The straight-haired girl and I went out to the park today with her nature pack in tow. She has carted that thing everywhere since she got it for her birthday. I love, love, love the curiosity it has incited in her!
What a great present. I have to rave for a minute… She and the curly-headed girl both have one. They came with colored pencils, art gum erasers, kneadable erasers, drawing pencils, sharpeners, binoculars and a sketch pad. (Thanks, friend.) The girls have inserted nature guides, animal track identification sheets, and a whole bunch of other stuff that is totally unrelated in anyone’s mind except their own.
Anyway, there we were; trekking through the forest. She was chattering away a mile a minute. We startled a snake, and it startled us. As we settled into the hike she had to stop at every marker to identify our location and plot the rest of the trip. As she grew quieter, it was possible to hear more animals and spot them. We had to stop to press leaves and sit on every bench along the way. I was thinking, "Oh, to have that much wide-eyed wonder over the world in which we live. Why did I let myself lose that?"

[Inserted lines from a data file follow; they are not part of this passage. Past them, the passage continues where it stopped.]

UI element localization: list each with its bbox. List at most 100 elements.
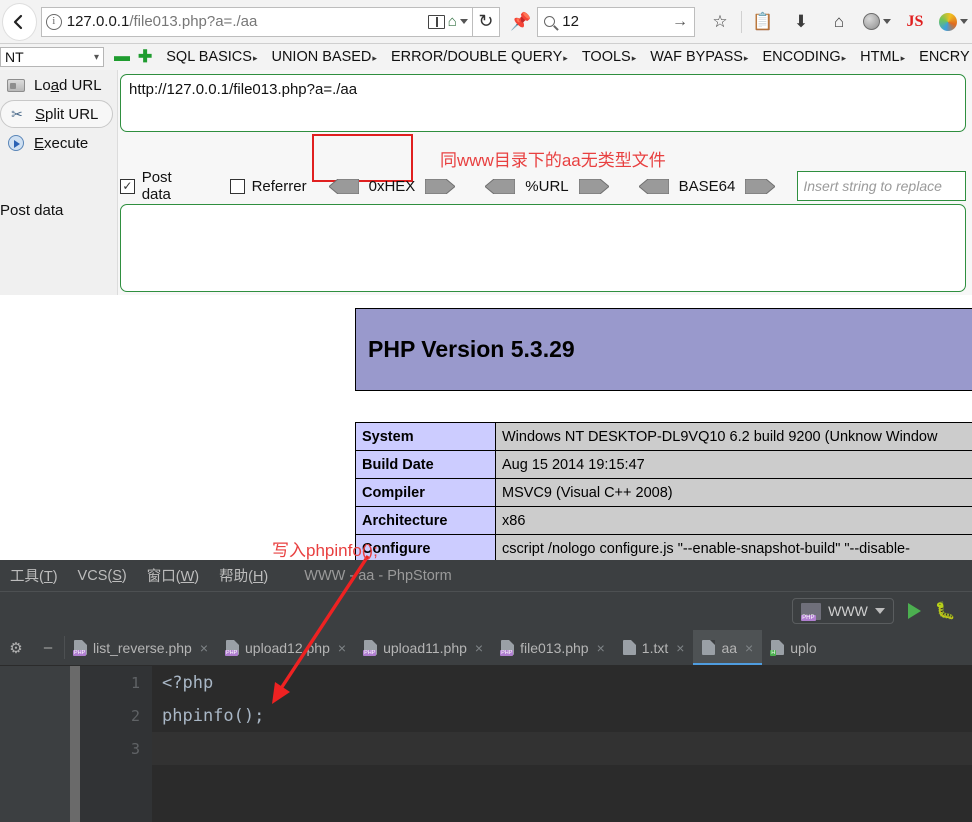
- table-value: Aug 15 2014 19:15:47: [495, 450, 972, 479]
- reload-icon[interactable]: ↻: [472, 6, 501, 37]
- split-url-button[interactable]: ✂ Split URL: [0, 100, 113, 128]
- code-text: phpinfo();: [162, 705, 265, 726]
- hex-encoder-label: 0xHEX: [368, 177, 416, 195]
- chevron-down-icon: ▾: [93, 51, 99, 63]
- firefox-addon-icon[interactable]: [934, 3, 972, 41]
- close-icon[interactable]: ×: [200, 640, 208, 656]
- hackbar-url-input[interactable]: http://127.0.0.1/file013.php?a=./aa: [120, 74, 966, 132]
- table-row: Architecture x86: [355, 506, 972, 535]
- home-icon[interactable]: ⌂: [448, 13, 457, 30]
- post-data-side-label: Post data: [0, 202, 64, 219]
- close-icon[interactable]: ×: [475, 640, 483, 656]
- url-encoder-label: %URL: [525, 177, 569, 195]
- tab-aa[interactable]: aa ×: [693, 630, 763, 665]
- home-icon[interactable]: ⌂: [820, 3, 858, 41]
- browser-tool-icons: ☆ 📋 ⬇ ⌂ JS: [701, 3, 972, 41]
- hackbar-type-value: NT: [5, 49, 24, 65]
- execute-button[interactable]: Execute: [0, 128, 117, 158]
- address-bar-value: 127.0.0.1/file013.php?a=./aa: [66, 13, 258, 30]
- tab-label: uplo: [790, 639, 817, 656]
- run-button-icon[interactable]: [907, 603, 921, 619]
- hackbar-menu-union-based[interactable]: UNION BASED▸: [271, 49, 376, 65]
- bookmark-star-icon[interactable]: ☆: [701, 3, 739, 41]
- page-info-icon[interactable]: i: [45, 13, 62, 30]
- checkbox-box: [229, 178, 245, 194]
- table-row: Configure cscript /nologo configure.js "…: [355, 534, 972, 560]
- hackbar-menu-sql-basics[interactable]: SQL BASICS▸: [166, 49, 257, 65]
- replace-string-input[interactable]: Insert string to replace: [797, 171, 966, 201]
- phpstorm-window: 工具(T) VCS(S) 窗口(W) 帮助(H) WWW - aa - PhpS…: [0, 560, 972, 822]
- hackbar-post-data-input[interactable]: [120, 204, 966, 292]
- screenshot-root: i 127.0.0.1/file013.php?a=./aa ⌂ ↻ 📌 12 …: [0, 0, 972, 822]
- text-file-icon: [702, 640, 716, 655]
- reader-view-icon[interactable]: [427, 14, 445, 29]
- tab-file013-php[interactable]: PHP file013.php ×: [492, 630, 614, 665]
- back-arrow-icon[interactable]: [2, 2, 37, 41]
- hackbar-menu-tools[interactable]: TOOLS▸: [582, 49, 636, 65]
- load-url-button[interactable]: Load URL: [0, 70, 117, 100]
- search-bar[interactable]: 12 →: [537, 6, 695, 37]
- hackbar-menu-encryption[interactable]: ENCRY: [919, 49, 970, 65]
- decode-left-arrow-icon[interactable]: [637, 178, 670, 194]
- tab-label: aa: [721, 639, 738, 656]
- referrer-checkbox-label: Referrer: [251, 177, 307, 195]
- encode-right-arrow-icon[interactable]: [578, 178, 610, 194]
- close-icon[interactable]: ×: [745, 640, 753, 656]
- hackbar-menu-error-double-query[interactable]: ERROR/DOUBLE QUERY▸: [391, 49, 568, 65]
- arrow-right-icon[interactable]: →: [672, 13, 688, 31]
- globe-icon[interactable]: [858, 3, 896, 41]
- load-url-icon: [6, 76, 26, 94]
- load-url-label: Load URL: [34, 76, 102, 94]
- editor-left-panel: [0, 666, 70, 822]
- hackbar-menu-items: SQL BASICS▸ UNION BASED▸ ERROR/DOUBLE QU…: [166, 49, 969, 65]
- phpinfo-table: System Windows NT DESKTOP-DL9VQ10 6.2 bu…: [355, 422, 972, 560]
- menu-vcs[interactable]: VCS(S): [68, 568, 137, 584]
- referrer-checkbox[interactable]: Referrer: [229, 177, 307, 195]
- table-value: cscript /nologo configure.js "--enable-s…: [495, 534, 972, 560]
- hex-encoder-group: 0xHEX: [327, 177, 457, 195]
- encode-right-arrow-icon[interactable]: [744, 178, 777, 194]
- post-data-checkbox[interactable]: ✓ Post data: [120, 169, 204, 203]
- pocket-list-icon[interactable]: 📋: [744, 3, 782, 41]
- hackbar-type-select[interactable]: NT ▾: [0, 47, 104, 67]
- address-bar[interactable]: i 127.0.0.1/file013.php?a=./aa ⌂: [40, 6, 473, 37]
- annotation-code-note: 写入phpinfo();: [272, 541, 378, 560]
- chevron-down-icon[interactable]: [459, 19, 468, 24]
- search-input[interactable]: 12: [562, 13, 665, 30]
- menu-tools[interactable]: 工具(T): [0, 565, 68, 586]
- hackbar-menu-waf-bypass[interactable]: WAF BYPASS▸: [650, 49, 748, 65]
- tab-list-reverse-php[interactable]: PHP list_reverse.php ×: [65, 630, 217, 665]
- annotation-arrow-icon: [272, 555, 370, 704]
- table-key: System: [355, 422, 496, 451]
- table-value: Windows NT DESKTOP-DL9VQ10 6.2 build 920…: [495, 422, 972, 451]
- pin-icon[interactable]: 📌: [510, 12, 531, 32]
- close-icon[interactable]: ×: [597, 640, 605, 656]
- run-configuration-selector[interactable]: WWW: [792, 598, 894, 624]
- chevron-down-icon: [874, 608, 885, 614]
- downloads-icon[interactable]: ⬇: [782, 3, 820, 41]
- settings-gear-icon[interactable]: ⚙: [0, 630, 32, 665]
- decode-left-arrow-icon[interactable]: [484, 178, 516, 194]
- tab-1-txt[interactable]: 1.txt ×: [614, 630, 694, 665]
- editor-gutter: 1 2 3: [80, 666, 152, 822]
- minimize-icon[interactable]: –: [32, 630, 64, 665]
- expand-icon[interactable]: ✚: [138, 47, 152, 67]
- split-url-icon: ✂: [11, 105, 23, 122]
- php-file-icon: PHP: [73, 640, 87, 656]
- close-icon[interactable]: ×: [676, 640, 684, 656]
- hackbar-menu-encoding[interactable]: ENCODING▸: [762, 49, 846, 65]
- debug-button-icon[interactable]: 🐛: [935, 601, 956, 621]
- js-toggle-icon[interactable]: JS: [896, 3, 934, 41]
- php-file-icon: PHP: [225, 640, 240, 656]
- decode-left-arrow-icon[interactable]: [327, 178, 360, 194]
- editor-scrollbar[interactable]: [70, 666, 80, 822]
- tab-upload-html[interactable]: H uplo: [762, 630, 825, 665]
- split-url-label: Split URL: [35, 105, 99, 123]
- menu-window[interactable]: 窗口(W): [137, 565, 209, 586]
- tab-label: 1.txt: [641, 639, 669, 656]
- hackbar-options-row: ✓ Post data Referrer 0xHEX %URL BASE64 I…: [120, 169, 966, 203]
- hackbar-side-buttons: Load URL ✂ Split URL Execute Post data: [0, 70, 118, 295]
- encode-right-arrow-icon[interactable]: [424, 178, 457, 194]
- search-icon: [544, 16, 556, 27]
- hackbar-menu-html[interactable]: HTML▸: [860, 49, 905, 65]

And then it happened. I was walking, and she was dancing back to the beginning of the trail. (We were in a bit of a hurry to find the washroom.) As we were moving along quickly, we heard something scurrying in the brush. Then we saw it scamper away down the hill. I couldn’t immediately identify it, but it was large and moved like a weasel. After consulting the experts, we determined it to be a fisher. I was informed that fishers are rare in this area.
The first winter we lived here, I saw a Great Gray Owl. I’ve seen a bear sunning itself on a friend’s deck, loons galore, bald eagles, deer walking down the city streets, a gray wolf crossing the highway and now a fisher: In short, everything but a moose. And with each new animal I see, I realize perhaps I have not lost that sense of wonder after all.